My first time…
…at Harrogate Crime Writing Festival.
Full Disclosure: I live in Harrogate, as some of you may already know.
And no, I don’t know why it’s taken me so long to get along to one of the UK’s most popular festivals for the book industry, especially when it is RIGHT ON MY DOORSTEP.
Okay, I know why. It’s the old imposter syndrome thing again, isn’t it?
I’ve been trying to write and publish a novel for years, ever since I decided to get serious about it in my forties and started an MA in Creative Writing. But for some reason, I found it difficult to share these seemingly lofty aspirations with anyone other than my nearest and dearest.

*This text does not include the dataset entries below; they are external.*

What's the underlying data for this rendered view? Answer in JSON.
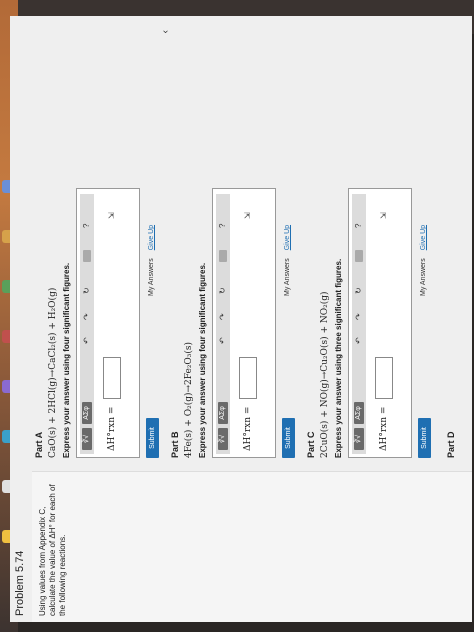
{
  "problem": {
    "title": "Problem 5.74"
  },
  "instructions": "Using values from Appendix C, calculate the value of ΔH° for each of the following reactions.",
  "toolbar": {
    "sqrt_label": "∛√",
    "greek_label": "AΣφ",
    "undo_label": "↶",
    "redo_label": "↷",
    "reset_label": "↻",
    "help_label": "?"
  },
  "dh_label": "ΔH°rxn =",
  "parts": [
    {
      "label": "Part A",
      "reaction": "CaO(s) + 2HCl(g)→CaCl₂(s) + H₂O(g)",
      "prompt": "Express your answer using four significant figures.",
      "submit": "Submit",
      "my_answers": "My Answers",
      "give_up": "Give Up"
    },
    {
      "label": "Part B",
      "reaction": "4Fe(s) + O₂(g)→2Fe₂O₃(s)",
      "prompt": "Express your answer using four significant figures.",
      "submit": "Submit",
      "my_answers": "My Answers",
      "give_up": "Give Up"
    },
    {
      "label": "Part C",
      "reaction": "2CuO(s) + NO(g)→Cu₂O(s) + NO₂(g)",
      "prompt": "Express your answer using three significant figures.",
      "submit": "Submit",
      "my_answers": "My Answers",
      "give_up": "Give Up"
    },
    {
      "label": "Part D"
    }
  ]
}
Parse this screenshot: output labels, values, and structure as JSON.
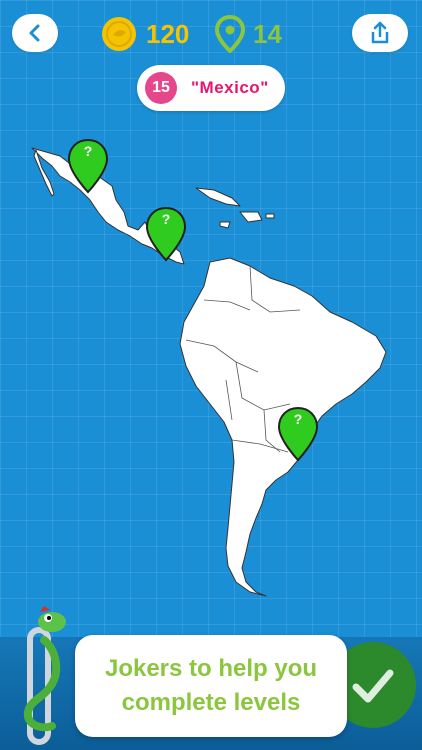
{
  "header": {
    "coins": "120",
    "locations": "14"
  },
  "level": {
    "number": "15",
    "country": "\"Mexico\""
  },
  "pins": [
    {
      "label": "?"
    },
    {
      "label": "?"
    },
    {
      "label": "?"
    }
  ],
  "tooltip": {
    "line1": "Jokers to help you",
    "line2": "complete levels"
  },
  "colors": {
    "background": "#1a8fd6",
    "coin": "#f5c400",
    "location": "#8cc63e",
    "level_badge": "#e6468c",
    "level_text": "#e6166e",
    "pin_green": "#2fcc1f",
    "tooltip_text": "#8cc63e",
    "check_button": "#2c8a2c"
  },
  "icons": {
    "back": "chevron-left-icon",
    "coin": "coin-icon",
    "location": "location-pin-icon",
    "share": "share-icon",
    "check": "checkmark-icon"
  }
}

I can remember well, the equal feelings of giddy excitement and self-conscious vulnerability when I was shortlisted for the Bath Novel award in 2023 and then consequently signed with a literary agent. The sensation of simultaneously wanting to shout from the rooftops and also hide under a rock. It felt the same when I got a book deal and revealed the cover of my novel, THE FAMILY AT NO. 23 on social media (and then asked people to review / pre-order/ buy it).
Imposter syndrome’s favourite phrases include: Who do you think you are? AND You’re just showing off now!
In truth, I didn’t feel like I had a right to be at the festival before now (ridiculous I know, since anyone paying for a ticket has a right to be there) but I didn’t feel like I was a ‘proper' writer and I wouldn’t know anyone and anyway I wasn’t really writing crime etc, etc. And then finally, one day I found I was publishing a domestic suspense novel and I needed to get out there and promote it and meet my industry peers and… I had run out of excuses.
Look, my publishers Hodder & Stoughton, even had these cute little postcards printed so I could promote my soon-to-be published novel. I had to get over myself!
I’m starting to realise that imposter syndrome will never leave me and I will have to learn to live with it, or accept it as part of the process (perhaps the anxiety that drives me, even?) But it’s so true that writers are often solitary, shy introverts who then have to force themselves into social situations and be ‘out there’.
That’s how I felt when I stood on the periphery of the main tent at the Theakston’s Crime Writing Festival. So many successful people, household names, bloggers and reviewers and friends who all knew each other and had been going for years. But as someone once said, strangers are just friends you haven’t met yet (!) and I came away, three days later, with some lovely new ones. Yes, my social battery kept dying on me a bit and I was grateful to be able to nip home to refuel in every sense before going back on site for more in the evenings.
I also have to say that everything I had heard about the crime writing community in particular, was also true. They really are the nicest, friendliest and most supportive bunch of people. Shout out to local indie bookshop Imagined Things, who even promoted my book in the window! And if you’d like to order a signed & dedicated copy of my debut novel, while helping out a small business, you can do so here.
Anyway, suffice it to say, I think I have caught the bug and am already looking forward to next year’s event (it is marked in my diary). And maybe by then, I’ll feel like I belong there (a little bit more).